On Wed, 21 May 2008, Jeff Squyres wrote:
>> I'm only concerned about the case where there's an IB card, the user
>> expects the IB card to be used, and the IB card isn't used.
> Can you put in a site wide
> btl = ^tcp
> to avoid the problem? If the IB card fails, then you'll get
> unreachable MPI errors.
And how many users are going to figure that one out before complaining
loudly? That's what LANL did (probably still does) and it worked great
there, but that doesn't mean that others will figure that out (after all,
not everyone has an OMPI developer on staff...).
>> If the
>> changes don't silence a warning in that situation, I'm fine with
>> you do. But does ibv_get_device_list return an HCA when the port is
>> (because the SM failed and the machine rebooted since that time)?

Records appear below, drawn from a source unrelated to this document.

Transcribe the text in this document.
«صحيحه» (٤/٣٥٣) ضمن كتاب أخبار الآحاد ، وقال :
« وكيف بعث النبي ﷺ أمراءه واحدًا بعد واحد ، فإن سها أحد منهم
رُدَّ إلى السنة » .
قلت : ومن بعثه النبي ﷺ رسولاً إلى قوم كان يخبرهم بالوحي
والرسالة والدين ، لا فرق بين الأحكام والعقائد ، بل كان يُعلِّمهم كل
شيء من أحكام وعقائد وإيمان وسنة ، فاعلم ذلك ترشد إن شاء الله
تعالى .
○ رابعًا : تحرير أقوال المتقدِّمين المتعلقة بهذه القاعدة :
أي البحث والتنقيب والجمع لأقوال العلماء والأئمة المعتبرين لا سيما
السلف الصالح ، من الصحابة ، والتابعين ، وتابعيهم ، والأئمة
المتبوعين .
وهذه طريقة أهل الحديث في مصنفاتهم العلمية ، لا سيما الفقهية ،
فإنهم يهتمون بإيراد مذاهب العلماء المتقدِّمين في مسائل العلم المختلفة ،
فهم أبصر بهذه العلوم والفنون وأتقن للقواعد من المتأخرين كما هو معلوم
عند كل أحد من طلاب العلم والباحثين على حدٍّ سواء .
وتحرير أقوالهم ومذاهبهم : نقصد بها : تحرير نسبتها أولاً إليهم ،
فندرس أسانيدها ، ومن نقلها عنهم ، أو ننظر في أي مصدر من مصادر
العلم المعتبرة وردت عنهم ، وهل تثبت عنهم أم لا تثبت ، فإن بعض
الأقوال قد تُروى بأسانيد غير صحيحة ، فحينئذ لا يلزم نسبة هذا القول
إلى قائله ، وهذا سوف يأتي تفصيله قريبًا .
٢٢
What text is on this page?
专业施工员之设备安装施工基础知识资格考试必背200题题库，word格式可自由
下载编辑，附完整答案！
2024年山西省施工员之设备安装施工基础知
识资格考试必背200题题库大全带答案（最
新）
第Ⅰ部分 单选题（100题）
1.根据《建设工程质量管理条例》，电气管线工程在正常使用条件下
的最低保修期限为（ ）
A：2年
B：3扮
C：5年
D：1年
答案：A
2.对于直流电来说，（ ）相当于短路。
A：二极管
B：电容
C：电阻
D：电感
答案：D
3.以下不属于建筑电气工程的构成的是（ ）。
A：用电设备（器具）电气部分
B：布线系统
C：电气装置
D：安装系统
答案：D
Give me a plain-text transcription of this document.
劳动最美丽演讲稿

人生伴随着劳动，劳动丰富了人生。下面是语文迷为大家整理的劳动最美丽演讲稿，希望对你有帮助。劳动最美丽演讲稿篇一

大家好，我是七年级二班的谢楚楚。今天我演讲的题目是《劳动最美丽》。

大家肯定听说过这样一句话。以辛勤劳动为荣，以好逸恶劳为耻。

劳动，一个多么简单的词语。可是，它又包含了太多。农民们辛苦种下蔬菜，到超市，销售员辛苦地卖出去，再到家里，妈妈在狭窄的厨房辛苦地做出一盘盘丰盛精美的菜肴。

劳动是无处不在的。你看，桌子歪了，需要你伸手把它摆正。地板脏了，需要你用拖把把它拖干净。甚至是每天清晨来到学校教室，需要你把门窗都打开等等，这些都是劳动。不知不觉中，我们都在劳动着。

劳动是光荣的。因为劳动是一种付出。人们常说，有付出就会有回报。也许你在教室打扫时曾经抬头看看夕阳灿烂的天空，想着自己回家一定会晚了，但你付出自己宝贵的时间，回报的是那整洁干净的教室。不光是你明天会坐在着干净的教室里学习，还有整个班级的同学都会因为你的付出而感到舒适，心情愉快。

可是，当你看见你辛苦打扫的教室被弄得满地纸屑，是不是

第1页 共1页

If this is true (for some reason I thought it wasn't), then I think we'd
actually be ok with your proposal, but you're right, you'd need something
new in the IB btl. I'm not concerned about the dual rail issue -- if
you're smart enough to configure dual rail IB, you're smart enough to
figure out OMPI mca params. I'm not sure the same is true for a simple
delivered from the white box vendor IB setup that barely works on a good
day (and unfortunately, there seems to be evidence that these exist).